The nickname by which the block came to be known - Tin Pan Alley - in time came to represent the entire music industry. But now the block is threatened, having been put up for sale by its owners for $44m (£26m) with the probable intention of knocking it down for replacement by an office block.
Tenants living in the apartments, as well as music lovers and architectural conservationists are all trying to fend off the sale.
They are pressing for permanent landmark status for the buildings.
"That these buildings, where the sheet music business began, still exist is wonderful. We don't need another faceless office tower when we could preserve something as historic as this," said Simeon Bankoff of the New York preservation body, the Historic Districts Council.
The historic links of the block date back to 1893 when the music publisher M Witmark & Sons moved here, attracting other firms to follow. On their coattails in turn came songwriters, performers, agents and managers and before long the place was buzzing with energy and sound.
David Freeland, who has written an upcoming book on the city's disappearing cultural spots, Automats, Taxi Dances and Vaudeville, said the street was "filled with the cacophony of upright pianos being hammered day and night by song writers demonstrating their latest creations, looking for the next hit. It was a place of noise, activity and competition".
The cacophony is probably what gave rise to the name, in unflattering allusion to the noise of clashing pans.

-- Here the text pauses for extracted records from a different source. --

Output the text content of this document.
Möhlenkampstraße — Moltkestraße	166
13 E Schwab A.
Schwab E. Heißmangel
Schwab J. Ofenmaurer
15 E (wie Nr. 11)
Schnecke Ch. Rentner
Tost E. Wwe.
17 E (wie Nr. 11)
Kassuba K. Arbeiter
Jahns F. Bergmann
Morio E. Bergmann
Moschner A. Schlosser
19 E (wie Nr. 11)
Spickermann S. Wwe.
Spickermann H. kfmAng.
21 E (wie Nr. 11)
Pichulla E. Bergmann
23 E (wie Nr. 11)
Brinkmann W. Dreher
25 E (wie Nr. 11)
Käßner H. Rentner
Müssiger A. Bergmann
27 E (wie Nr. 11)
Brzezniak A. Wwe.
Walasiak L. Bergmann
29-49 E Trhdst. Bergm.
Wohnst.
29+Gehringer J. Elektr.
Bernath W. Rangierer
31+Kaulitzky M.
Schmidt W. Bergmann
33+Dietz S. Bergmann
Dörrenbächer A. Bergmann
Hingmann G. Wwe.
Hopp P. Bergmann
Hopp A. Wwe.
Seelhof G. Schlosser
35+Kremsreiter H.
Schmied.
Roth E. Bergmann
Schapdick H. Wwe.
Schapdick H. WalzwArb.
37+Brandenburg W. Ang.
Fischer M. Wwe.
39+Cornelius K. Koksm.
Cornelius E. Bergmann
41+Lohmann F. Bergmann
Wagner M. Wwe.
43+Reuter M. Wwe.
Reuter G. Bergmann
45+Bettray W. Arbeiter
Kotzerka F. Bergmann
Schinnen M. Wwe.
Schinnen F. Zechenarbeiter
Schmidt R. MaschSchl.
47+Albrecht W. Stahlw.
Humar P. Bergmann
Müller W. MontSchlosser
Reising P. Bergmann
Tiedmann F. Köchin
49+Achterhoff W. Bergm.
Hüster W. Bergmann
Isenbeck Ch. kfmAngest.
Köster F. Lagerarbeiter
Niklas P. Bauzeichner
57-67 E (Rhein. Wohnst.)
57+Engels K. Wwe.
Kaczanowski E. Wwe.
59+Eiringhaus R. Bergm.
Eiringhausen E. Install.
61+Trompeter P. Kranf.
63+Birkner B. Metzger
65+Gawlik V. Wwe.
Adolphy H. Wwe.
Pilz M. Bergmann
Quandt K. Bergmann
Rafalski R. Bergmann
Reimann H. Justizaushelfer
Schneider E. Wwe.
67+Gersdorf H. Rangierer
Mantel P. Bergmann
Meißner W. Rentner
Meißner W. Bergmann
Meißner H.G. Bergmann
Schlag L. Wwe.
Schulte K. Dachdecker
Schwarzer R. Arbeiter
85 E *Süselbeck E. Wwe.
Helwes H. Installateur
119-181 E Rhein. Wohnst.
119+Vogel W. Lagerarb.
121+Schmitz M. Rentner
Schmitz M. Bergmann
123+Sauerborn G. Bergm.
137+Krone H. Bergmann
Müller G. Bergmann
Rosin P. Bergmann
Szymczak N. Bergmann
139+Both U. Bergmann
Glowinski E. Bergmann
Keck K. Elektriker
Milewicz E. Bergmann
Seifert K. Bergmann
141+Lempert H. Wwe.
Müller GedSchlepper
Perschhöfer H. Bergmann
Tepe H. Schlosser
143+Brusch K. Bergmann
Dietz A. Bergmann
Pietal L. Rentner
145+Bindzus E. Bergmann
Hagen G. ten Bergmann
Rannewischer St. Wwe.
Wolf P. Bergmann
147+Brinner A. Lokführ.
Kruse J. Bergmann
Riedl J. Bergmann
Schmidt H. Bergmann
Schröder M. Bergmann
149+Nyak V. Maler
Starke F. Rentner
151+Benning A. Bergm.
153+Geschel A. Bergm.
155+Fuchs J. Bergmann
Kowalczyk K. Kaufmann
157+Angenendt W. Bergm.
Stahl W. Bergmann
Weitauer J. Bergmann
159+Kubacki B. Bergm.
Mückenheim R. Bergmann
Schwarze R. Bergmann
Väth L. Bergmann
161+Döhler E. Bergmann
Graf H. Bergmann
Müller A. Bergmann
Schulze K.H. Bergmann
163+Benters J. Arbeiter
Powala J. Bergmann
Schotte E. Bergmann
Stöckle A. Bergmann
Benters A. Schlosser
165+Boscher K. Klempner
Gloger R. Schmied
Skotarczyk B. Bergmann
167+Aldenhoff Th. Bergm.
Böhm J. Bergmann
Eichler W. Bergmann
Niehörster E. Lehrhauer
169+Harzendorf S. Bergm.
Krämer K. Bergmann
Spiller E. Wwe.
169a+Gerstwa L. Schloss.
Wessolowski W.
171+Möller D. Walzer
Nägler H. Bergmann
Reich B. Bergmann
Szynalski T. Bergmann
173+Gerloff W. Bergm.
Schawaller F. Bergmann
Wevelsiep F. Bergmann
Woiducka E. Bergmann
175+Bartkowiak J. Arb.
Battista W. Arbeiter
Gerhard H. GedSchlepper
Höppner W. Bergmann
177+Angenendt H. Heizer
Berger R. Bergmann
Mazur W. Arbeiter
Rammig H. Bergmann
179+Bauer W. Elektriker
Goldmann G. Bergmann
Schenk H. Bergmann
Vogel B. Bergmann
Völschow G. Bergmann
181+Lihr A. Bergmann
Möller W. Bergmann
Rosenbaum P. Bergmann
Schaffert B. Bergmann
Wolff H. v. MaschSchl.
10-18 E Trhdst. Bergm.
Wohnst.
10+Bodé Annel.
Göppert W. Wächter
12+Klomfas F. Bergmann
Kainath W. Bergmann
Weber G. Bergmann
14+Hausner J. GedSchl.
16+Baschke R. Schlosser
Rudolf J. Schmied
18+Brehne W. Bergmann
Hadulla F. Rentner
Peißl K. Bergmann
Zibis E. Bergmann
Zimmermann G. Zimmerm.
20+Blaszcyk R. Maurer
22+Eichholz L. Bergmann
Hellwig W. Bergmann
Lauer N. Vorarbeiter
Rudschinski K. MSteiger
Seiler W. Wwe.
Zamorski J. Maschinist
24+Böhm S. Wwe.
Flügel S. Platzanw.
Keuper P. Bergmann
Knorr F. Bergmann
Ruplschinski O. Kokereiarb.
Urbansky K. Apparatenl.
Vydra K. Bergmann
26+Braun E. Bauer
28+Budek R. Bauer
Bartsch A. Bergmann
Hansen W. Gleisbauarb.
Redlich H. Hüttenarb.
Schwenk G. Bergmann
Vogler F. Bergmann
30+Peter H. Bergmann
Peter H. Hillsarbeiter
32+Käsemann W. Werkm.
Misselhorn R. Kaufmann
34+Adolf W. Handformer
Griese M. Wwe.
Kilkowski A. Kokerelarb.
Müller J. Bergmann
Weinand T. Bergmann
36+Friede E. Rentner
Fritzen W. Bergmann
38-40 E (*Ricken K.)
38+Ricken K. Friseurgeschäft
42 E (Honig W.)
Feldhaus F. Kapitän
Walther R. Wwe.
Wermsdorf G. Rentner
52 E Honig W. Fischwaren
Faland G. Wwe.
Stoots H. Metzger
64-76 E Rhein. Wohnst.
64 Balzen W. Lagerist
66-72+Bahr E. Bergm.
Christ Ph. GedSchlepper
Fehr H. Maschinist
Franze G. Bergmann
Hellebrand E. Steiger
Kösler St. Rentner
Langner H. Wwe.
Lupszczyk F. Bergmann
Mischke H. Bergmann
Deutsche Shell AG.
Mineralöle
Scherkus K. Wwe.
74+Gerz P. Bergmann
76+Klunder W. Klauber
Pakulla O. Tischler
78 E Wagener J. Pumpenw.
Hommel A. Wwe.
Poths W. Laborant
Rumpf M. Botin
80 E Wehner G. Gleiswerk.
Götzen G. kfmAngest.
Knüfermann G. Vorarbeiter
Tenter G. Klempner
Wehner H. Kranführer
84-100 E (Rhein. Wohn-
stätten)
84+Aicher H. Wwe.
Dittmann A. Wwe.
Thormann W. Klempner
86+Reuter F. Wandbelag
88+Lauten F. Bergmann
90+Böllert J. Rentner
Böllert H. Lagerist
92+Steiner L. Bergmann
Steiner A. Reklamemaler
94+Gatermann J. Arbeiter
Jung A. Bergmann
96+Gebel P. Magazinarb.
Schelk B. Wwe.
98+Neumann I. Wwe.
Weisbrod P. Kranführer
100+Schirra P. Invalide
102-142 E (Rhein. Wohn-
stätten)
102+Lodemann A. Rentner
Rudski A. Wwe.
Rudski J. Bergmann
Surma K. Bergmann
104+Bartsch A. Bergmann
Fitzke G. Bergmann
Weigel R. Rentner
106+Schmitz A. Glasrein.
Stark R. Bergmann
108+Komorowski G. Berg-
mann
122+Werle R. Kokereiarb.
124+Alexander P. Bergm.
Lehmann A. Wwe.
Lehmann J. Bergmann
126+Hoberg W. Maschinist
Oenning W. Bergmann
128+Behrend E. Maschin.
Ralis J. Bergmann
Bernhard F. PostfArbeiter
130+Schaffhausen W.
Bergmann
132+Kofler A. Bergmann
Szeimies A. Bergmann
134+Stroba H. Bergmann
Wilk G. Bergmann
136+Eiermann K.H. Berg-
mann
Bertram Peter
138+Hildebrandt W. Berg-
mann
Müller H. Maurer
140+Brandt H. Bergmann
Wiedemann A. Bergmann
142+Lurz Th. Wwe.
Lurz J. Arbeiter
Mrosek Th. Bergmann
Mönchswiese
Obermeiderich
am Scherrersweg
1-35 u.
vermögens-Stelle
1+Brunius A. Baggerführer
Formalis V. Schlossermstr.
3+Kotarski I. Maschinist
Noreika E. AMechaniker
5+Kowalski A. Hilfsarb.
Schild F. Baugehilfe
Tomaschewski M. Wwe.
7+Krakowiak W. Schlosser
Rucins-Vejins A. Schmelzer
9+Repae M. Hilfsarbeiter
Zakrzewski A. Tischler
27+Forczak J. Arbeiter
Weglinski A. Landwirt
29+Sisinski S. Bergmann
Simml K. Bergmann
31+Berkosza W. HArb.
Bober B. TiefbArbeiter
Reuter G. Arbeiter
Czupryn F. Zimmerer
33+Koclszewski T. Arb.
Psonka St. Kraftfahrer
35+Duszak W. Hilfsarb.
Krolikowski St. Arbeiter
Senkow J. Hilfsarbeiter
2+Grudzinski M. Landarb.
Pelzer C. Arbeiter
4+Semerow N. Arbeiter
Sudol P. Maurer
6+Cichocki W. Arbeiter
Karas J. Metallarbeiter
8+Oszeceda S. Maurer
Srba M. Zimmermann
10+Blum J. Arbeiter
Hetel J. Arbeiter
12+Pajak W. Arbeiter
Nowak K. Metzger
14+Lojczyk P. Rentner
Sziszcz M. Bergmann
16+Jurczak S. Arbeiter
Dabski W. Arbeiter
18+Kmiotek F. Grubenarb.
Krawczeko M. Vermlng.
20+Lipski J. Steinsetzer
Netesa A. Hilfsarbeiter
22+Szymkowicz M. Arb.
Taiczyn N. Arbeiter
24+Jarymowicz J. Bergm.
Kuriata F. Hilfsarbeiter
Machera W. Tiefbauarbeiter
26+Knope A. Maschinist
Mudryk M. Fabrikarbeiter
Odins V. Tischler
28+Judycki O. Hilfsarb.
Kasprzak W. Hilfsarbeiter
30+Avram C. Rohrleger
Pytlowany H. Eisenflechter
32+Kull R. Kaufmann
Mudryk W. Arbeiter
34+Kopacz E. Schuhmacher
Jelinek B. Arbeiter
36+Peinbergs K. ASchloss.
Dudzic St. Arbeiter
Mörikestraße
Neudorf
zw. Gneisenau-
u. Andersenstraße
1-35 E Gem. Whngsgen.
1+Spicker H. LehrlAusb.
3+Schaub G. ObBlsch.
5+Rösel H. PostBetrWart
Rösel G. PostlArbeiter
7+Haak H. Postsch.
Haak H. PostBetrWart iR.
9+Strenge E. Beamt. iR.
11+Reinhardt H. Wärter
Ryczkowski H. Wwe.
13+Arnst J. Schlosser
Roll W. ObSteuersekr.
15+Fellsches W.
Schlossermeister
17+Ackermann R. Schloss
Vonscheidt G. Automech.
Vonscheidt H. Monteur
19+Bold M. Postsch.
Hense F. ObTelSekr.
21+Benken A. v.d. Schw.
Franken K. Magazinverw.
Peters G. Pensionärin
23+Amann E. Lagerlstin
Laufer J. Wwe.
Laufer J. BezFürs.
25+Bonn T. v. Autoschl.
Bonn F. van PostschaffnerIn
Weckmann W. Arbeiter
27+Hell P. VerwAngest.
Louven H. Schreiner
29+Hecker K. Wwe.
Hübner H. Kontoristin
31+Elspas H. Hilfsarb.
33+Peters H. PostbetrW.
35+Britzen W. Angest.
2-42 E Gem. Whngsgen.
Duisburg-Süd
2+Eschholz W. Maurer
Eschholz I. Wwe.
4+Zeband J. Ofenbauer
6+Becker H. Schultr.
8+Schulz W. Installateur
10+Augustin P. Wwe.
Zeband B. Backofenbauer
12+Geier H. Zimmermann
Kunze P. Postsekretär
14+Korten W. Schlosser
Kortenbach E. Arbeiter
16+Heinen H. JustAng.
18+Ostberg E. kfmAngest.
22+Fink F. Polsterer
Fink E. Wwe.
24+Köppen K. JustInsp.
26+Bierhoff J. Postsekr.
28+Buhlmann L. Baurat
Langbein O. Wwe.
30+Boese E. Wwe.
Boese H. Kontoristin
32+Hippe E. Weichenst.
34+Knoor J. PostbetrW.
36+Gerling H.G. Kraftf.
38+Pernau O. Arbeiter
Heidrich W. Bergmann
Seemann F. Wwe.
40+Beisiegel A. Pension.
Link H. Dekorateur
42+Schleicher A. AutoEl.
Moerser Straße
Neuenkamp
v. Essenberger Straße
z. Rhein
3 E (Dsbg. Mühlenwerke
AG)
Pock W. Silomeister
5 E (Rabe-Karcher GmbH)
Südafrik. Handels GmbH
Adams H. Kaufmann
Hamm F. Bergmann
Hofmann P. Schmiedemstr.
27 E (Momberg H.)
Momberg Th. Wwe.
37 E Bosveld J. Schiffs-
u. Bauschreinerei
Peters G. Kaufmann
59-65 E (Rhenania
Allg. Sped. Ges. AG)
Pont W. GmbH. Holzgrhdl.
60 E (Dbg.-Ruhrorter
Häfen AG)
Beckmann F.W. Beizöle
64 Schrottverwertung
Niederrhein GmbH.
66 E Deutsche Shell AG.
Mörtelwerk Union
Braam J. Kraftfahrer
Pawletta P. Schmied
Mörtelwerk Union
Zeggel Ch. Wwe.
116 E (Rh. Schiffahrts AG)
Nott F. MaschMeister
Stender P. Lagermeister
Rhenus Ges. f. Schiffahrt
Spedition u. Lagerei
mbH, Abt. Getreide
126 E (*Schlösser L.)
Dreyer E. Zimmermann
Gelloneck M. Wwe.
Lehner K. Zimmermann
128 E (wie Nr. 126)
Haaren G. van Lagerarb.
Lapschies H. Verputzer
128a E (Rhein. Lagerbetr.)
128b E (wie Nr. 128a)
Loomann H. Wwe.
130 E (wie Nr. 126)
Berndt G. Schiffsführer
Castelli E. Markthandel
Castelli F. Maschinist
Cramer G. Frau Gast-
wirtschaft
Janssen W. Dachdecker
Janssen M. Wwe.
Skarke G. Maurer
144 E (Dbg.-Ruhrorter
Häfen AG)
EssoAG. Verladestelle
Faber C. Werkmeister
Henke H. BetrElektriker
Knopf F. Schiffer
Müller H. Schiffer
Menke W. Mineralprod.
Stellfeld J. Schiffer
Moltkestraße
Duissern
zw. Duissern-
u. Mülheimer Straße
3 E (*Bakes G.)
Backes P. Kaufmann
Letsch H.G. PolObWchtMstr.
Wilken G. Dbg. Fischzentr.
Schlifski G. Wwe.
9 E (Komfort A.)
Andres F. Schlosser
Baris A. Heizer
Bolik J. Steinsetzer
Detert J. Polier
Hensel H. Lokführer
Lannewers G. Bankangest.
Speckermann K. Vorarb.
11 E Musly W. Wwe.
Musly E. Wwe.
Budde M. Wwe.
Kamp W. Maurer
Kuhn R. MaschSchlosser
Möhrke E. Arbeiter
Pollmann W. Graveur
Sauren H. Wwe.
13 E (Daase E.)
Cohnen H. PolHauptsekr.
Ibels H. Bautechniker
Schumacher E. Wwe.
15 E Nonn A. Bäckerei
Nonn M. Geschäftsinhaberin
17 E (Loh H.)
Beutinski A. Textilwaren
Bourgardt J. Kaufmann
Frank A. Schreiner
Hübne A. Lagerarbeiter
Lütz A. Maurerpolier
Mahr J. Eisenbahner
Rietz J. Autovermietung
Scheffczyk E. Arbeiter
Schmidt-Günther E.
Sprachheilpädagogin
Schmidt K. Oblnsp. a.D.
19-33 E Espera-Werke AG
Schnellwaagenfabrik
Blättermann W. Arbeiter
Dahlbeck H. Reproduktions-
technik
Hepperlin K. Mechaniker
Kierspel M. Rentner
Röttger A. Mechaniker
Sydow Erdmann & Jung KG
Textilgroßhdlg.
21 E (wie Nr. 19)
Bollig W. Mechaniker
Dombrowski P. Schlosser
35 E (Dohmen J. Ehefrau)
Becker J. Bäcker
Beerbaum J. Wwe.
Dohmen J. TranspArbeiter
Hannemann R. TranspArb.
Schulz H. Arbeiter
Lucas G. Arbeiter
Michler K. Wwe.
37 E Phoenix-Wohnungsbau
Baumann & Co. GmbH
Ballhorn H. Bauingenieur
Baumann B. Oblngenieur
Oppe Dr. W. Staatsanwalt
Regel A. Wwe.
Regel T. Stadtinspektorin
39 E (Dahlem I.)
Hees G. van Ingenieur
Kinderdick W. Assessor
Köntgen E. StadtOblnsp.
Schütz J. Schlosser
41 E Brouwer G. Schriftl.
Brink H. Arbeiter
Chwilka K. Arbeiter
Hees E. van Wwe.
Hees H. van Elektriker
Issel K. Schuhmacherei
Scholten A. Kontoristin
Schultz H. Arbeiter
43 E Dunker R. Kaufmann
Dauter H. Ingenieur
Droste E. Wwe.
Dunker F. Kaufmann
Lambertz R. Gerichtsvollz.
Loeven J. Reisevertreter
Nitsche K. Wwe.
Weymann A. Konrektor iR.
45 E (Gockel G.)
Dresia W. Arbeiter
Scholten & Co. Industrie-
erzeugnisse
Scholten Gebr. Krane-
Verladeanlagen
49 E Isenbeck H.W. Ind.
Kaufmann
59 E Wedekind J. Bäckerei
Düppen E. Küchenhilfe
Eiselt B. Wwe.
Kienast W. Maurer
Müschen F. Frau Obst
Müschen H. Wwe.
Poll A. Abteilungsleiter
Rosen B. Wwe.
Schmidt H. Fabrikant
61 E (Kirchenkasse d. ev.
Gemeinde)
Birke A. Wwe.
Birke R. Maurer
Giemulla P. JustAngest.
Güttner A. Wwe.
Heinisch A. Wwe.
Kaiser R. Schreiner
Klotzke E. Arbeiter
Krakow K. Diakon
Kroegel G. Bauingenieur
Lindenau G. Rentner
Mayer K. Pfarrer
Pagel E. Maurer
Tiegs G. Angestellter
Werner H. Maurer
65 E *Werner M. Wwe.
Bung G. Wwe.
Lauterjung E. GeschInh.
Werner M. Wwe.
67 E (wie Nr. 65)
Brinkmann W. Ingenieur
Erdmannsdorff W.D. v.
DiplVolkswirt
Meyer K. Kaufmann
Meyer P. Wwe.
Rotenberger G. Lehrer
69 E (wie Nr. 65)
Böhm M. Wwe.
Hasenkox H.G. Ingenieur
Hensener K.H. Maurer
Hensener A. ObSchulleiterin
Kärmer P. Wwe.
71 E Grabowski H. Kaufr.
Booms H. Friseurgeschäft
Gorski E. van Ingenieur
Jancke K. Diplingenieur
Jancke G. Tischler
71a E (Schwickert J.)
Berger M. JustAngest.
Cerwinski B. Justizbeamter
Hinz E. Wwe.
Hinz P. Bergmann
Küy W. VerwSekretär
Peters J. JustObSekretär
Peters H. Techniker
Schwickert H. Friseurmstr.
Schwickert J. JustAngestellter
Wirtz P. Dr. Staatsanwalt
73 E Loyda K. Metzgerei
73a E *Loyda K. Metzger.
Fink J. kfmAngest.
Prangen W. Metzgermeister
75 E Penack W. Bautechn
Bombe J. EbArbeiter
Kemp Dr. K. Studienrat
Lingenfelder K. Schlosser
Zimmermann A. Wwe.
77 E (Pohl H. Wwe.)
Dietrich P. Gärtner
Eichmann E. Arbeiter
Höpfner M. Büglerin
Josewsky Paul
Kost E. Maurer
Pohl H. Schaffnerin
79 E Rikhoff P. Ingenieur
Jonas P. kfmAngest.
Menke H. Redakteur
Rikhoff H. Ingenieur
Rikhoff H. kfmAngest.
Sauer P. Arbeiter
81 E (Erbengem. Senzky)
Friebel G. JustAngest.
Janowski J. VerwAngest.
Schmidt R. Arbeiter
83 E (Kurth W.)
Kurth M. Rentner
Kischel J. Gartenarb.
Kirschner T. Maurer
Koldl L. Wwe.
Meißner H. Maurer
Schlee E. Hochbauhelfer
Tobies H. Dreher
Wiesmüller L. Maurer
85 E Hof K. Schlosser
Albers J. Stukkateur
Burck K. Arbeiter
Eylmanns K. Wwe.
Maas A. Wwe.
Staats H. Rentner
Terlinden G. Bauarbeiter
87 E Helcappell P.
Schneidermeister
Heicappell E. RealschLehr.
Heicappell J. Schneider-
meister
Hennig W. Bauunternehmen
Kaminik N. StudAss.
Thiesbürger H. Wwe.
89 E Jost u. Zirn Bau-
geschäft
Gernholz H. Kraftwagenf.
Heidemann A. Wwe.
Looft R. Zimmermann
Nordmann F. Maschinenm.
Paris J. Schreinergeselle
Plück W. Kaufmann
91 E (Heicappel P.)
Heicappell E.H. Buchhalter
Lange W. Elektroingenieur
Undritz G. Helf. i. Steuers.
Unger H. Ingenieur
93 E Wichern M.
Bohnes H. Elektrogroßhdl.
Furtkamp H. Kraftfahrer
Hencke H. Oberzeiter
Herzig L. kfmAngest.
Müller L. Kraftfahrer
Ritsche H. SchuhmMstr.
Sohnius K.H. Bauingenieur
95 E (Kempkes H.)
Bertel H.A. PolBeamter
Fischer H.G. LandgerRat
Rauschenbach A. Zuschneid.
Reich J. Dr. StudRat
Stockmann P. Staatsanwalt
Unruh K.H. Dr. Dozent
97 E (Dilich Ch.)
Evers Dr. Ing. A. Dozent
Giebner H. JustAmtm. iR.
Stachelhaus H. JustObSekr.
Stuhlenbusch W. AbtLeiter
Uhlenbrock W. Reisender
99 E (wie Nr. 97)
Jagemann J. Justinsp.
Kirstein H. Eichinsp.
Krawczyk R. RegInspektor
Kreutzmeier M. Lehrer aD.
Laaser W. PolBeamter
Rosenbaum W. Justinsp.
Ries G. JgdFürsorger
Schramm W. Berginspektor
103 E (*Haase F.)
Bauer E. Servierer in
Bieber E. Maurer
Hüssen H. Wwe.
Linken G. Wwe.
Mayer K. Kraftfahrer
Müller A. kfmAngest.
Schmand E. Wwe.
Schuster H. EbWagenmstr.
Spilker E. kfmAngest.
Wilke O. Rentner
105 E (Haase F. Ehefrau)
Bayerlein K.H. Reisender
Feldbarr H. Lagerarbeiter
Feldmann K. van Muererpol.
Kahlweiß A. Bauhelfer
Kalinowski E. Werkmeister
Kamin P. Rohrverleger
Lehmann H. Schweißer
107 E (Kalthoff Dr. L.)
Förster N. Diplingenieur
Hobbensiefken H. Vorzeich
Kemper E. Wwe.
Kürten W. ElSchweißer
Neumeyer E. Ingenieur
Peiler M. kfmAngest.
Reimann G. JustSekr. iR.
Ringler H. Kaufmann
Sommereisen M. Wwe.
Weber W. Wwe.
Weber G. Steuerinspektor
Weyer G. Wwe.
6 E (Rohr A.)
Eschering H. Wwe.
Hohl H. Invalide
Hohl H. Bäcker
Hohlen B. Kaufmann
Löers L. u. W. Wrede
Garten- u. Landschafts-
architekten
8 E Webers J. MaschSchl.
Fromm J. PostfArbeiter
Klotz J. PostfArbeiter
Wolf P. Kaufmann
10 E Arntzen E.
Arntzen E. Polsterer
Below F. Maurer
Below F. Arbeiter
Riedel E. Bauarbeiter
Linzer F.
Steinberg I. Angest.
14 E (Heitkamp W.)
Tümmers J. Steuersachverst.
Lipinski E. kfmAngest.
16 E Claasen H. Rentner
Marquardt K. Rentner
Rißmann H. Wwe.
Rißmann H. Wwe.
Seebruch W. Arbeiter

Between the l890s and 1930s, some of the great names in American music set up shop here in what must rank among the highest density of creative brain-power per square foot in any place or time. George and Ira Gershwin and Irving Berlin had offices, as did jazz and blues greats Scott Joplin, Cole Porter and Fats Waller.
Out of the cramped premises, some of the best known songs also emerged. They include Take me out to the Ball Game, the tune sung with almost religious fervour at baseball games; Happy Days are Here Again, which Franklin Roosevelt adopted as his 1932 campaign song, and Berlin's unofficial anthem, God Bless America.
By its peak, this short strip of real estate had become to music what
the Model T Ford factory was to car production. "It was here popular
music grew up into a mass force, and was marketed just like any other
factory product," Freeland said.
The fate of Tin Pan Alley now partly hangs on what happens to the wider US economy. The financial crash may have bought it some respite, as potential buyers are likely to have been discouraged from a quick purchase.
Shop owners in the block are resigned whatever happens. No 49, where Witmark & Sons first pitched camp, is now a flower wholesalers.
"There's nothing we can do about it. In New York they'd knock down every building if they could make money out of it," said Paul, one of the flower sellers.
In No 53 they are counting on being round a little while yet. The shop sells party trinkets, and has stocked the front window with plastic hats celebrating New Year and the advent of 2009.